Homer Barron’s remains that lay on the bed
It was Homer Barron’s remains that lay on the bed in one of the rooms of the old Grierson house, found there forty years after his disappearance. The circumstances and events cited by the author of the short story “A Rose for Emily” point out to this inevitable conclusion.
Only a person with an abnormal state of mind would suffer a dead man to lie unburied for years, mouldering right inside a room in her house.
When some of the neighbours complained of the foul smell, Miss Emily acted as if nothing was wrong: the men who had surreptitiously entered her lawn to spread lime over the ground saw her sitting inside one of the rooms. Unknown to them at that time, she was perhaps keeping vigil or visiting her lover’s corpse.
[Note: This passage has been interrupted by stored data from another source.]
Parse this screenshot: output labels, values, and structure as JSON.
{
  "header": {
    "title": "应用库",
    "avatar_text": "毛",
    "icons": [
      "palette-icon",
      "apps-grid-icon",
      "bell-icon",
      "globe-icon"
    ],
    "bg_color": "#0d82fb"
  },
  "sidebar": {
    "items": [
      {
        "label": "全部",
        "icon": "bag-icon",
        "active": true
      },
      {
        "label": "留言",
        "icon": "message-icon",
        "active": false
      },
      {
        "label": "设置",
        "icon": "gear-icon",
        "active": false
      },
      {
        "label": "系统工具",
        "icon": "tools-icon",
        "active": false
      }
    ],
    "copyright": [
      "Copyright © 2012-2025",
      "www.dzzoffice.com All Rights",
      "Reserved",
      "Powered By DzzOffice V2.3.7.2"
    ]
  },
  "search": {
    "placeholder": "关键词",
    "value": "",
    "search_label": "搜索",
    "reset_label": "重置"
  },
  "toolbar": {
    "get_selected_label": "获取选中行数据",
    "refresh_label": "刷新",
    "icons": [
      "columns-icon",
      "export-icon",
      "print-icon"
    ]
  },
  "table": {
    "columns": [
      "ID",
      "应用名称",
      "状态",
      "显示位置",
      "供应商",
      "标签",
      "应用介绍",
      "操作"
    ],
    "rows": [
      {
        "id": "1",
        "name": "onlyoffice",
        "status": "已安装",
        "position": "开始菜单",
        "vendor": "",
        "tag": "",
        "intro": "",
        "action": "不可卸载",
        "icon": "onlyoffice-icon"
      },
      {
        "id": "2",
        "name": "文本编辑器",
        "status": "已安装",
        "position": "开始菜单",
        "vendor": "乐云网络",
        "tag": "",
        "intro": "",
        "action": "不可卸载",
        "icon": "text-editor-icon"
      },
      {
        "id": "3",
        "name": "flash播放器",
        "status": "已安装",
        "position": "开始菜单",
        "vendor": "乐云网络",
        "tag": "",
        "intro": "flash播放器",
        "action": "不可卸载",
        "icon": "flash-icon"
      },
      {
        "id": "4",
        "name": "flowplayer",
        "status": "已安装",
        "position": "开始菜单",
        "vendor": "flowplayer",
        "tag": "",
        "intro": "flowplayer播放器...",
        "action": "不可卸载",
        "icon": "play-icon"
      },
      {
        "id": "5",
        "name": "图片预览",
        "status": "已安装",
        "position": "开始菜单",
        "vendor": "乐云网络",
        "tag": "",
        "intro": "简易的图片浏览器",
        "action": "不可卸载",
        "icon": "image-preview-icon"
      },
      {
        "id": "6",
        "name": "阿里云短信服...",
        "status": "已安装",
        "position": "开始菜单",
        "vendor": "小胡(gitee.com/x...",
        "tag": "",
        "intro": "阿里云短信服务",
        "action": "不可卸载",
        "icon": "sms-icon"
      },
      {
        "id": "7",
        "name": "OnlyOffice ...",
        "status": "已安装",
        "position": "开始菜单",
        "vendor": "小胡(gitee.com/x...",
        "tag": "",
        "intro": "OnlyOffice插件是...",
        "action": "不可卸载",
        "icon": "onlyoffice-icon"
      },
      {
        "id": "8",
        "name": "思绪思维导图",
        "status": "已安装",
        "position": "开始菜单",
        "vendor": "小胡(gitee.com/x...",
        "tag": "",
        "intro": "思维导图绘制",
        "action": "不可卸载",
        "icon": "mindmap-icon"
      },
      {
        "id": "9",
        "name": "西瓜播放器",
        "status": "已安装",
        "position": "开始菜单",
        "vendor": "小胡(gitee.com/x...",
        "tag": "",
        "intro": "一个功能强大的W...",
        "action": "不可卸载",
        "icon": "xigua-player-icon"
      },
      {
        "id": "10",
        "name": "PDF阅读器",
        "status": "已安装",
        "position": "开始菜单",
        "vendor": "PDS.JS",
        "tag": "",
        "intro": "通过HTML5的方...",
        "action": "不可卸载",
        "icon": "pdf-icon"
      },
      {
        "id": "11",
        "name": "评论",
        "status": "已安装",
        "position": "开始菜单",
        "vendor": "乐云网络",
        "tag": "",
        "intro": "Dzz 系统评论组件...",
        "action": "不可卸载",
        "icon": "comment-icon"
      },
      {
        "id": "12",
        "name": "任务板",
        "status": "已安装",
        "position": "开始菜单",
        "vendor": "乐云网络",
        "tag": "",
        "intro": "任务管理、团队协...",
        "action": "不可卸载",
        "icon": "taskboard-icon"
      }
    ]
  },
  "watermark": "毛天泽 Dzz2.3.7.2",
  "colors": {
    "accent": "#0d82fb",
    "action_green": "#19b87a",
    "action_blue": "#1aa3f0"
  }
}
That she would lie down with him night after night – evidenced by the “long strand of iron-gray hair” found in the indentation in the pillow beside him – bespeaks of her utter loss of sanity, which was not so visible at first. That Miss Emily suffered from emotional instability – a streak of madness in her – becomes apparent as the story unfolds.
Cloistered in the ancient Grierson mansion, Miss Emily is seen as someone above the average citizen: her supposed lineage kept people at bay. She ignored tax notices sent after her father died; either she did not comprehend, or she had naively believed the old tale that the townspeople were indebted to her family. She is impervious and cold, seemingly devoid of any emotion, as if lost in a world only she knows about.
We find the first strong evidence of her unnatural state of mind when her father dies: she refuses for three days to have him buried, telling the mourners he was not dead. “We did not say she was crazy then,” narrates the author. The people saw her grief as evidence of a despairing helplessness, feeling herself so alone, still unmarried, her father having driven away those young men who had earlier proposed to her.
We are told that Miss Emily “had some kin in Alabama; but years ago her father had fallen out with them over the estate of old lady Wyatt, the crazy woman . . . “ Here is yet another hint that madness ran in the family.
When she and Homer Barron are seen together, causing a scandal among the townsfolk, the Baptist minister is sent to talk to her. The minister does not say what transpired during their interview but he refuses to go back (and talk to her) again.
Perhaps the minister was taken aback by Miss Emily’s haughty demeanor as that she displayed when she vanquished the town officials who had demanded from her payment of taxes. Or maybe the minister saw something frightful in Emily’s eyes that he refused to talk to her again.